Dalam annual report-nya, PT Enero menutup tahun 2025 dengan optimisme tinggi. Selain melampaui target produksi, perusahaan yang diinisiasi untuk mengurangi ketergantungan pada BBM fosil ini juga berhasil memurnikan kadar etanol hingga 99,9 persen. Kualitas produk yang mendekati sempurna tersebut semakin menguatkan kepercayaan para pemangku kepentingan, terutama produsen otomotif, dalam merekomendasikan penggunaannya sebagai campuran BBM.
Direktur Utama PTPN I, Teddy Yunirman Danas, menyampaikan apresiasi khusus kepada manajemen PT Enero. Menurutnya, Enero merupakan salah satu duta strategis PTPN I dalam mendukung pemerintah mewujudkan kemandirian energi nasional di bawah payung Holding Perkebunan Nusantara.
“Di tengah urgensi global untuk menekan emisi karbon dan mempercepat transisi energi menuju keberlanjutan, kemandirian energi hijau kini menjadi agenda krusial bagi kedaulatan bangsa. PTPN I berkomitmen menjadi pionir dalam penyediaan bahan bakar nabati (BBN) melalui penguatan unit bisnis strategis di sektor biofuel. Enero adalah duta kami dengan memproduksi bioetanol kualitas tinggi,” ujar Teddy Yunirman Danas di Jakarta, Kamis (05/02/26).
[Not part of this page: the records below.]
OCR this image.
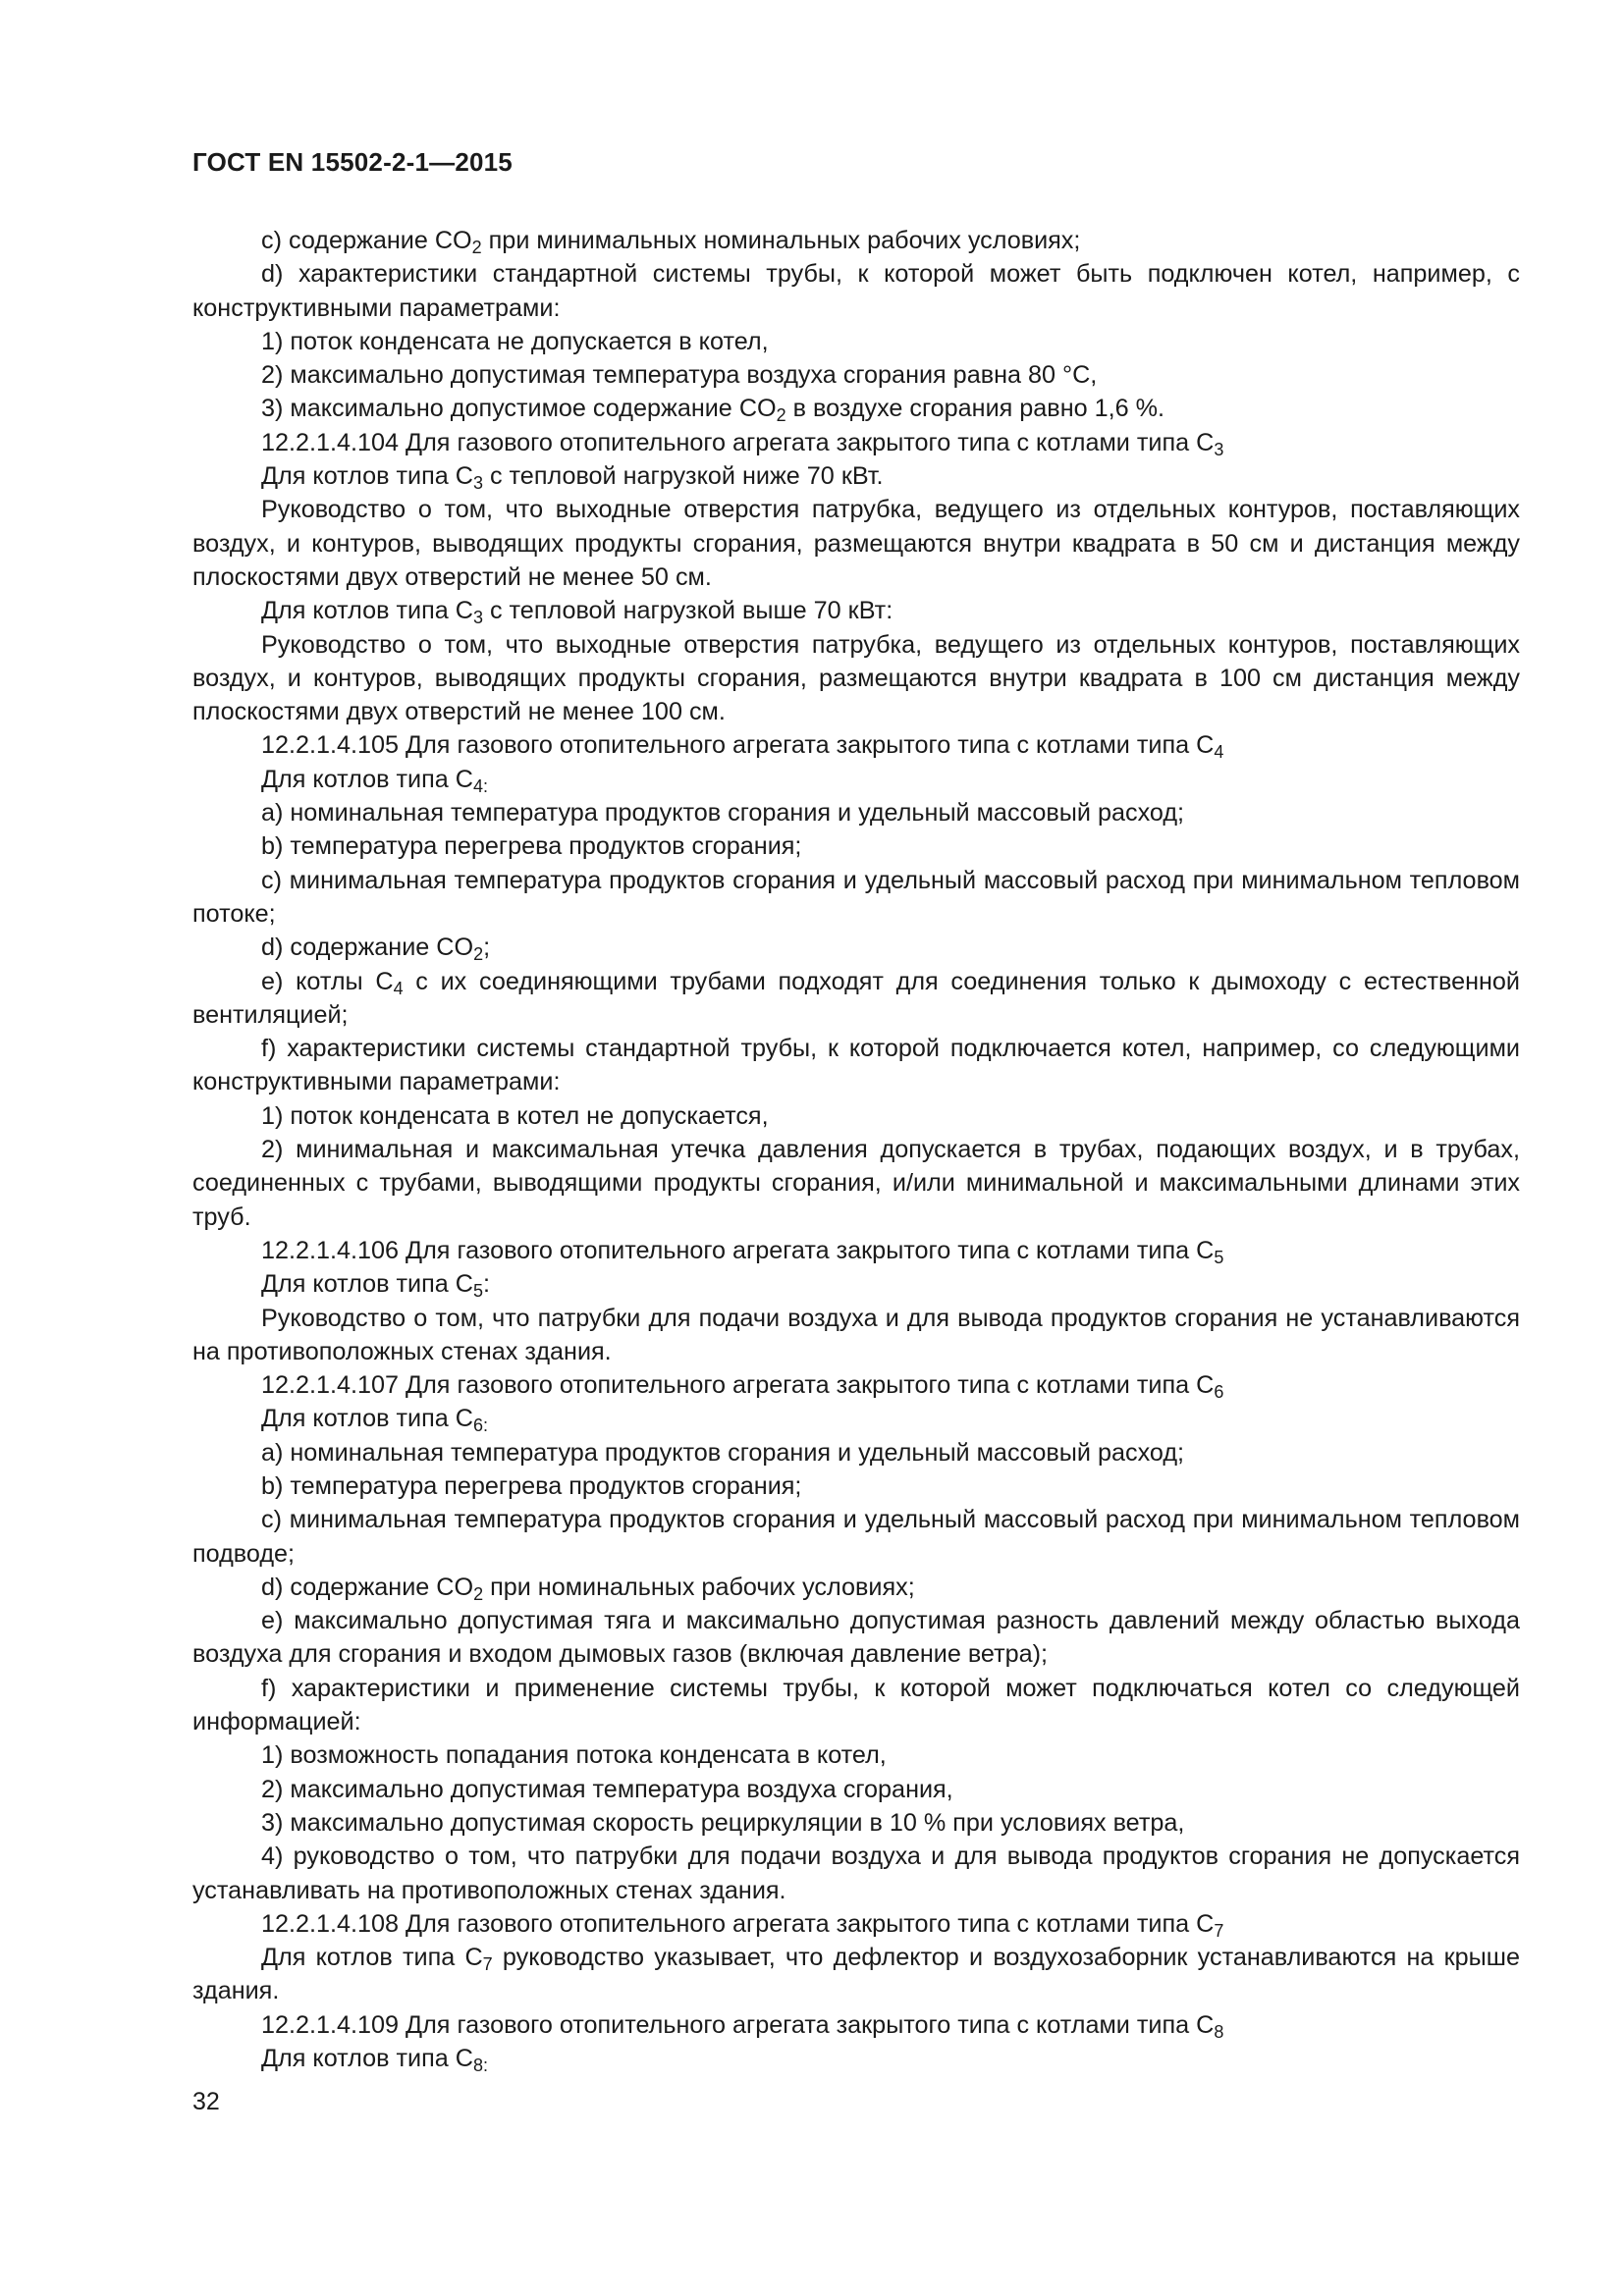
ГОСТ EN 15502-2-1—2015

c) содержание $CO_2$ при минимальных номинальных рабочих условиях;

d) характеристики стандартной системы трубы, к которой может быть подключен котел, например, с конструктивными параметрами:

1) поток конденсата не допускается в котел,

2) максимально допустимая температура воздуха сгорания равна 80 °С,

3) максимально допустимое содержание $CO_2$ в воздухе сгорания равно 1,6 %.

12.2.1.4.104 Для газового отопительного агрегата закрытого типа с котлами типа $C_3$

Для котлов типа $C_3$ с тепловой нагрузкой ниже 70 кВт.

Руководство о том, что выходные отверстия патрубка, ведущего из отдельных контуров, поставляющих воздух, и контуров, выводящих продукты сгорания, размещаются внутри квадрата в 50 см и дистанция между плоскостями двух отверстий не менее 50 см.

Для котлов типа $C_3$ с тепловой нагрузкой выше 70 кВт:

Руководство о том, что выходные отверстия патрубка, ведущего из отдельных контуров, поставляющих воздух, и контуров, выводящих продукты сгорания, размещаются внутри квадрата в 100 см дистанция между плоскостями двух отверстий не менее 100 см.

12.2.1.4.105 Для газового отопительного агрегата закрытого типа с котлами типа $C_4$

Для котлов типа $C_{4:}$

a) номинальная температура продуктов сгорания и удельный массовый расход;

b) температура перегрева продуктов сгорания;

c) минимальная температура продуктов сгорания и удельный массовый расход при минимальном тепловом потоке;

d) содержание $CO_2$;

e) котлы $C_4$ с их соединяющими трубами подходят для соединения только к дымоходу с естественной вентиляцией;

f) характеристики системы стандартной трубы, к которой подключается котел, например, со следующими конструктивными параметрами:

1) поток конденсата в котел не допускается,

2) минимальная и максимальная утечка давления допускается в трубах, подающих воздух, и в трубах, соединенных с трубами, выводящими продукты сгорания, и/или минимальной и максимальными длинами этих труб.

12.2.1.4.106 Для газового отопительного агрегата закрытого типа с котлами типа $C_5$

Для котлов типа $C_5$:

Руководство о том, что патрубки для подачи воздуха и для вывода продуктов сгорания не устанавливаются на противоположных стенах здания.

12.2.1.4.107 Для газового отопительного агрегата закрытого типа с котлами типа $C_6$

Для котлов типа $C_{6:}$

a) номинальная температура продуктов сгорания и удельный массовый расход;

b) температура перегрева продуктов сгорания;

c) минимальная температура продуктов сгорания и удельный массовый расход при минимальном тепловом подводе;

d) содержание $CO_2$ при номинальных рабочих условиях;

e) максимально допустимая тяга и максимально допустимая разность давлений между областью выхода воздуха для сгорания и входом дымовых газов (включая давление ветра);

f) характеристики и применение системы трубы, к которой может подключаться котел со следующей информацией:

1) возможность попадания потока конденсата в котел,

2) максимально допустимая температура воздуха сгорания,

3) максимально допустимая скорость рециркуляции в 10 % при условиях ветра,

4) руководство о том, что патрубки для подачи воздуха и для вывода продуктов сгорания не допускается устанавливать на противоположных стенах здания.

12.2.1.4.108 Для газового отопительного агрегата закрытого типа с котлами типа $C_7$

Для котлов типа $C_7$ руководство указывает, что дефлектор и воздухозаборник устанавливаются на крыше здания.

12.2.1.4.109 Для газового отопительного агрегата закрытого типа с котлами типа $C_8$

Для котлов типа $C_{8:}$

32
Teddy menegaskan bahwa kinerja gemilang ini merupakan dukungan nyata korporasi terhadap implementasi program mandatori bioetanol yang dicanangkan pemerintah. Dengan produksi yang melampaui target dan kualitas yang berada di atas ambang batas toleransi 99,2 persen, PT Enero menunjukkan kesiapan untuk meningkatkan kapasitas produksi guna memenuhi kebutuhan nasional.
“Performa gemilang ini menumbuhkan optimisme kami, bahwa kinerja tahun 2026 akan lebih tinggi lagi. Bahkan, jika ada mandatory dari pemerintah, kami siap ekspansi ke kapasitas yang lebih besar lagi. Sebab, infrastruktur, teknis, dan operasional PTPN I telah berada pada level kesiapan tertinggi untuk menjawab tantangan kemandirian energi masa depan,” tambah Teddy.